20.09.21
08:15

Angry Birds version Vlaams Belang

Le Vlaams Belang cartonne dans les sondages en surjouant son rôle de caliméro. Tout le monde lui en veut, les « méchants » médias classiques mais aussi les réseaux sociaux, du coup le Belang va lancer sa propre application digitale. On est jamais mieux servi que par soi-même.

Elle pète la forme l’extrême-droite en Flandre puisque le dernier sondage Le Soir RTL , qui date de samedi, la place comme potentiellement premier parti de Belgique avec 23,6% d’intentions de vote, devant la NVA qui pointe a 21%, le Belang gagne 5 points par rapport a son score électoral de 2019…

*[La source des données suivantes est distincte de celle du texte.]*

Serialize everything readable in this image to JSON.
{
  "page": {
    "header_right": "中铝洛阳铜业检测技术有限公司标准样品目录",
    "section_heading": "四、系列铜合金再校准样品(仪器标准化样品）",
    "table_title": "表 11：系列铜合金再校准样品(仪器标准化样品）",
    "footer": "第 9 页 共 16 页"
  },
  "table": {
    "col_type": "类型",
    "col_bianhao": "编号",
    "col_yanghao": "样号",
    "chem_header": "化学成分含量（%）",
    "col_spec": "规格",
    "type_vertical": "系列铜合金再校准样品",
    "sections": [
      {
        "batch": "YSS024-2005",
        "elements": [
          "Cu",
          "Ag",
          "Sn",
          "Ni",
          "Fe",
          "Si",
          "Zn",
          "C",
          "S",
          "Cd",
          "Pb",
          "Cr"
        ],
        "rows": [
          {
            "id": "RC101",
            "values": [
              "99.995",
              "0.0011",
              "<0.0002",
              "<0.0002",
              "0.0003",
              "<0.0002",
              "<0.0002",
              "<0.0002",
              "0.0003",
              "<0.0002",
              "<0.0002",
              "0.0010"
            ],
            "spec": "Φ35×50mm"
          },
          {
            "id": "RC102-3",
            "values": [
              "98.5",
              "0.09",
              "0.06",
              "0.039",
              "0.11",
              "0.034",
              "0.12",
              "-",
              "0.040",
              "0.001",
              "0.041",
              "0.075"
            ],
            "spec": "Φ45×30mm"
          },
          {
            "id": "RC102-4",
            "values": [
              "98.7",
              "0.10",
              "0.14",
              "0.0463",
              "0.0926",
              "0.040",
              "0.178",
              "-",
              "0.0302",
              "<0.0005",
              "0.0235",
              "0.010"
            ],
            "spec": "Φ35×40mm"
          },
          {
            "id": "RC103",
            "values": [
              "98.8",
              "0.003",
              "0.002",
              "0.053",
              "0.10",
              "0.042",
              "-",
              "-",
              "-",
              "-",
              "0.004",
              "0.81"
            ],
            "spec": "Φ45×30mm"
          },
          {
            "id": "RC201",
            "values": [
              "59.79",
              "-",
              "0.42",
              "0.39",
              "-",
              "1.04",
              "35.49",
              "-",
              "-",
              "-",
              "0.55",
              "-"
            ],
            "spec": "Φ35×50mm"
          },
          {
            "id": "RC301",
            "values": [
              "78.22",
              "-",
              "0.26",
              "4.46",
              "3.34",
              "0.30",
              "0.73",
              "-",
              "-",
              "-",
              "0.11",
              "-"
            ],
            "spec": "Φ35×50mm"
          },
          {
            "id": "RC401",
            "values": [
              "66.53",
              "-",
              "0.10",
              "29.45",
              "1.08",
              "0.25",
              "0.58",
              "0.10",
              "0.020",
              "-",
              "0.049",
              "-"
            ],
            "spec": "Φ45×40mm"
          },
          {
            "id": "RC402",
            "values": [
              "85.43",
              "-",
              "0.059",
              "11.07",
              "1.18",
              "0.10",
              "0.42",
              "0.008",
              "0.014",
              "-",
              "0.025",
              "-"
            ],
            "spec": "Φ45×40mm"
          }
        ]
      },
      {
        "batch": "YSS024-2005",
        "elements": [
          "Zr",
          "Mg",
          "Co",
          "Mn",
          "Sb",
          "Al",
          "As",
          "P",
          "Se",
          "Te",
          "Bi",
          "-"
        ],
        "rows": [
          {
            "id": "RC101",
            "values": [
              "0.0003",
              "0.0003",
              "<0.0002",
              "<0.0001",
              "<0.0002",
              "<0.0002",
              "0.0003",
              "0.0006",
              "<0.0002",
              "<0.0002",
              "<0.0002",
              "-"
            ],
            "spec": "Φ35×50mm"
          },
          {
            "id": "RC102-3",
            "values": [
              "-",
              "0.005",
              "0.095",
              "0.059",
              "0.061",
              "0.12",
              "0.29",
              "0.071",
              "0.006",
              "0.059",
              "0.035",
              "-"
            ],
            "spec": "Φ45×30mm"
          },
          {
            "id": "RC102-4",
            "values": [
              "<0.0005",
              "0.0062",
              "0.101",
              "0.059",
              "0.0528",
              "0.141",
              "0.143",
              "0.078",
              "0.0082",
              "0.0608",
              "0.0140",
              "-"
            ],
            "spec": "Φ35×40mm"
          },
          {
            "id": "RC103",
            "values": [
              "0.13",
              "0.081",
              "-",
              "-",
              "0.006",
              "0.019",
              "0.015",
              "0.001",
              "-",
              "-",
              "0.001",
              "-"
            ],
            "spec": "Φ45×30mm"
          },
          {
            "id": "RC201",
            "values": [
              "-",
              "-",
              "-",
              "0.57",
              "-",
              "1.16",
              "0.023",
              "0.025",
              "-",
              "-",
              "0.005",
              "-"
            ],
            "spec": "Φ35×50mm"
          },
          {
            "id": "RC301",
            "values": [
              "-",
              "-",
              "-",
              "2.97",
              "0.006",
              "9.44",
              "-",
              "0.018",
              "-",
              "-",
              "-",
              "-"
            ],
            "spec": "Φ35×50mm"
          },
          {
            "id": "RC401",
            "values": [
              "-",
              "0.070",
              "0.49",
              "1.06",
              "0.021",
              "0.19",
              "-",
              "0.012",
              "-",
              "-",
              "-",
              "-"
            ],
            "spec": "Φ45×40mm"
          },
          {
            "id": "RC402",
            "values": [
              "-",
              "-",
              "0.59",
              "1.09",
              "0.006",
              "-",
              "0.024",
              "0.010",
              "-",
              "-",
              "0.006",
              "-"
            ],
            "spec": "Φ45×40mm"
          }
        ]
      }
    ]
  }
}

Cette bonne santé électorale du Belang est due à un jeu de vase communicants, d’une part, entre la NVA et le Vlaams Belang et on peut affirmer sans trop se tromper que le discours de Bart De Wever, on l’a encore vu a Plopsaland récemment, porte moins qu’auparavant. Sa crédibilité est entachée par le fait qu’il a lui-même participé avec la NVA au gouvernement précédent, il n’est plus le chevalier blanc anti establishment qu’il a pu être auparavant. L’autre grande raison de la bonne santé du Belang tient dans le parti lui-même et dans son ravalement de façade…

 Avec des députés et cadres tirés à quatre épingles et qui rassurent…Il est loin le temps des éructions d’un Gerolf annemans ou d’un Filip Dewinter, des personnages qui faisaient trembler la ménagère flamande. Ici, on a un Tom Van Grieken, le président, qui lisse sa personnalité et rend le parti plus "acceptable" et "normal" aux yeux des Flamands. C’est la stratégie de la dédiabolisation chère a Marine Le Pen en France, par exemple. En parallèle, le parti laisse vivre et s’exprimer des éléments plus extrêmes comme le député Dries Van Langenhove qui ratisse large avec ses propos incendiaires, on l’a encore vu s’illustrer la semaine dernière en se moquant des transexuels…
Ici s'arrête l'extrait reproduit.